Introduction to Aliases

Server-side tracking and stitching challenges

A common challenge with server-side tracking is the ability to link server-side conversions with their corresponding browser sessions.

If conversions cannot be tied to browser sessions, it results in several downstream issues:

  • Missing browser-side data (e.g., cookies, IP addresses), leading to reduced ad performance and lower matching rates for Connections.
  • Inability to attribute conversions properly.

Converge resolves this issue through the use of aliases.

What are aliases?

An alias is a unique identifier for a profile across different data sources.

To address the stitching issue, you can pass a checkout_token alias in both the browser-side Started Checkout event and the server-side Placed Order event. This enables Converge to recognize that both events belong to the same profile and session.

Aliases are primarily used to link server-side conversions with browser sessions, but they can also merge profiles across different websites, browsers, or devices.

In Converge JS, the customer’s browser session cookie is used as the default alias. Additionally, Converge provides a set of default aliases for its integrations.

What aliases should I pass?

The exact aliases you choose depend on your specific customer journey, commonly used aliases are:

  • Cart Token (e.g. urn:cart_token:123xyz): can be used to stitch a checkout on a different domain with the storefront session; or to stitch a server-side purchase to a website session.
  • Checkout Token (e.g. urn:checkout_token:456abc): can be used to stitch a checkout on a different domain with the storefront session; or to stitch a server-side purchase to a website session.
  • Email (e.g. urn:email:john.smith@apple.com): can be used to stitch a server-side order to a checkout session
  • User ID (e.g. urn:user_id:123456): can be used to stitch server-side order to a website session

There are two main guidelines for choosing aliases:

  1. Aim for redundancy: Client-side events have no guarantee of being tracked, meaning that if the stitching of your customer journey depends on a single browser event and this browser event is missed, your server-side conversion will not be stitched correctly.
  2. As early in the customer journey as possible: If your stitching alias is too late in the journey, then you run the risk that the server-side Placed Order event is received in Converge, before the client-side event with the stitching alias has been received. As such a cart_token you can pick up early in the journey is a much more reliable alias than an email property you receive very late in the journey.

Example

If you have a customer journey that looks like this:

Then an optimal stitching setup would look something like:

Note that:

  1. There are multiple stitching identifiers on the browser events in the customer journey to stitch the server-side Placed Order to the corresponding website session.
  2. Stitching identifiers are available early in the customer journey, ensuring that client-side events with relevant aliases will arrive before the server-side Placed Order event.

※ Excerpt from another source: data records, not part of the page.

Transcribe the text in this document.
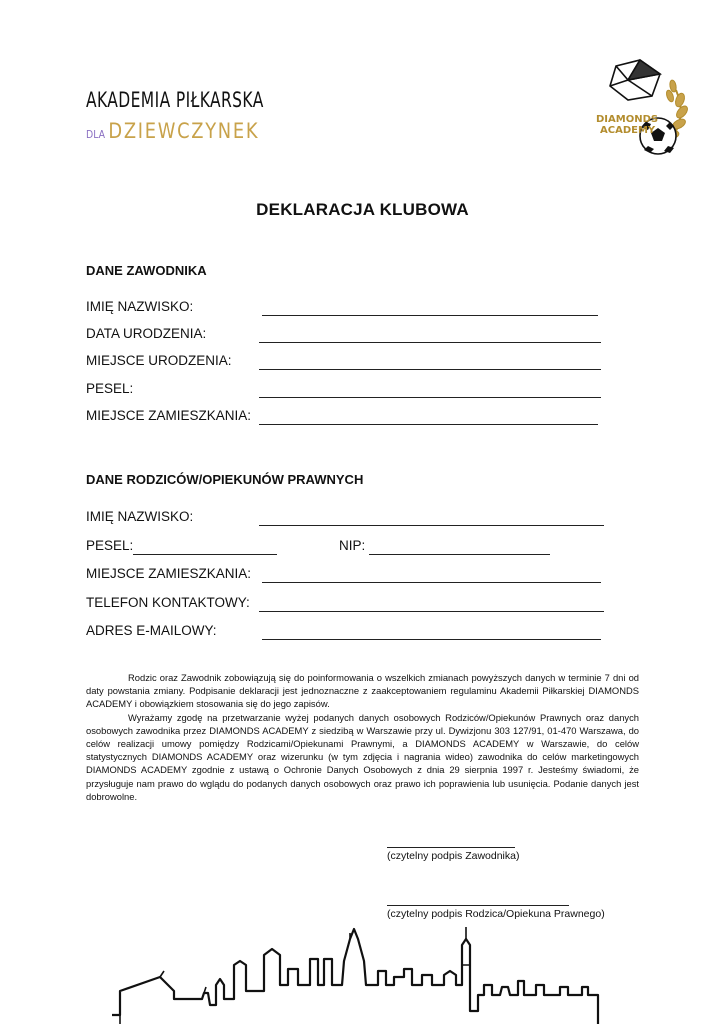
AKADEMIA PIŁKARSKA
DLA DZIEWCZYNEK	DIAMONDS
ACADEMY
DEKLARACJA KLUBOWA
DANE ZAWODNIKA
IMIĘ NAZWISKO:
DATA URODZENIA:
MIEJSCE URODZENIA:
PESEL:
MIEJSCE ZAMIESZKANIA:
DANE RODZICÓW/OPIEKUNÓW PRAWNYCH
IMIĘ NAZWISKO:
PESEL:	NIP:
MIEJSCE ZAMIESZKANIA:
TELEFON KONTAKTOWY:
ADRES E-MAILOWY:

Rodzic oraz Zawodnik zobowiązują się do poinformowania o wszelkich zmianach powyższych danych w terminie 7 dni od daty powstania zmiany. Podpisanie deklaracji jest jednoznaczne z zaakceptowaniem regulaminu Akademii Piłkarskiej DIAMONDS ACADEMY i obowiązkiem stosowania się do jego zapisów.

Wyrażamy zgodę na przetwarzanie wyżej podanych danych osobowych Rodziców/Opiekunów Prawnych oraz danych osobowych zawodnika przez DIAMONDS ACADEMY z siedzibą w Warszawie przy ul. Dywizjonu 303 127/91, 01-470 Warszawa, do celów realizacji umowy pomiędzy Rodzicami/Opiekunami Prawnymi, a DIAMONDS ACADEMY w Warszawie, do celów statystycznych DIAMONDS ACADEMY oraz wizerunku (w tym zdjęcia i nagrania wideo) zawodnika do celów marketingowych DIAMONDS ACADEMY zgodnie z ustawą o Ochronie Danych Osobowych z dnia 29 sierpnia 1997 r. Jesteśmy świadomi, że przysługuje nam prawo do wglądu do podanych danych osobowych oraz prawo ich poprawienia lub usunięcia. Podanie danych jest dobrowolne.

(czytelny podpis Zawodnika)
(czytelny podpis Rodzica/Opiekuna Prawnego)
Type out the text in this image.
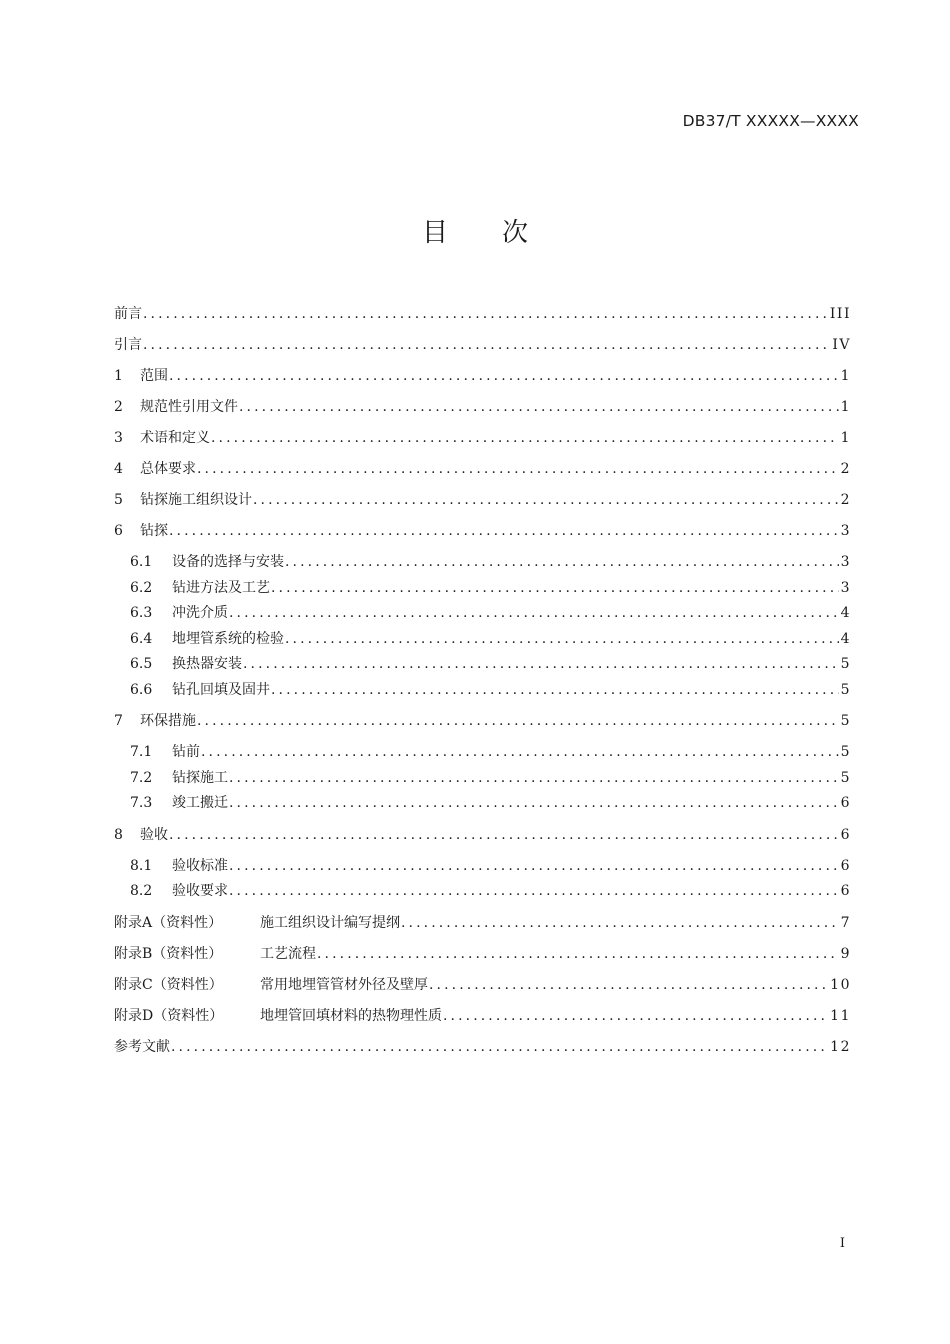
DB37/T XXXXX—XXXX
目 次
前言 .....	III
引言 .....	IV
1	范围 .....	1
2	规范性引用文件 .....	1
3	术语和定义 .....	1
4	总体要求 .....	2
5	钻探施工组织设计 .....	2
6	钻探 .....	3
6.1	设备的选择与安装 .....	3
6.2	钻进方法及工艺 .....	3
6.3	冲洗介质 .....	4
6.4	地埋管系统的检验 .....	4
6.5	换热器安装 .....	5
6.6	钻孔回填及固井 .....	5
7	环保措施 .....	5
7.1	钻前 .....	5
7.2	钻探施工 .....	5
7.3	竣工搬迁 .....	6
8	验收 .....	6
8.1	验收标准 .....	6
8.2	验收要求 .....	6
附录A（资料性）	施工组织设计编写提纲 .....	7
附录B（资料性）	工艺流程 .....	9
附录C（资料性）	常用地埋管管材外径及壁厚 .....	10
附录D（资料性）	地埋管回填材料的热物理性质 .....	11
参考文献 .....	12
I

Aliases vs Profile Properties

Note that aliases and profile properties are two different things.

Profile properties persist across events but are not necessarily unique across profiles.

As an example, $first_name is a clear profile property (it persists across events) yet it does not uniquely define this profile so it would not be a correct alias.


Aliases for re-identification

Many browsers wipe all third-party cookies and all cookies that are set browser-side through JavaScript. For example, Safari will wipe all of those cookies after 7 days.

This significantly impacts the accuracy of multitouch attribution. Observe in the graph below how a customer who comes to your site in an interval longer than 8 days cannot be re-identified.

For a full list of browsers and their cookie lifetimes, see here

Server-side first-party cookies

The reliable way to re-identify users over longer periods of time is through server-side first-party cookies. As illustrated in the graph below, these do reliably re-identify users.

Leveraging server-side first-party cookies within Converge

By using a server-side first-party cookie as an alias, Converge can:

  1. Reliably re-identify your customers for multitouch attribution. This is especially important for brands where the buying cycle is longer than the cookie lifetime of 7 days.
  2. Extend the lifetime of third-party cookies: Converge stores third-party cookies that are relevant for your Connections in its profile properties
    . Converge can then retrieve these third-party cookies when it recognizes a customer after the 7-day period.

If you are using one of the Converge prebuilt integrations (e.g. for Shopify) then you are likely already using a server-side first-party cookie. Check out your specific integration documentation to verify.

If you are integrating Converge JS on your website, then you will need to implement this directly yourself.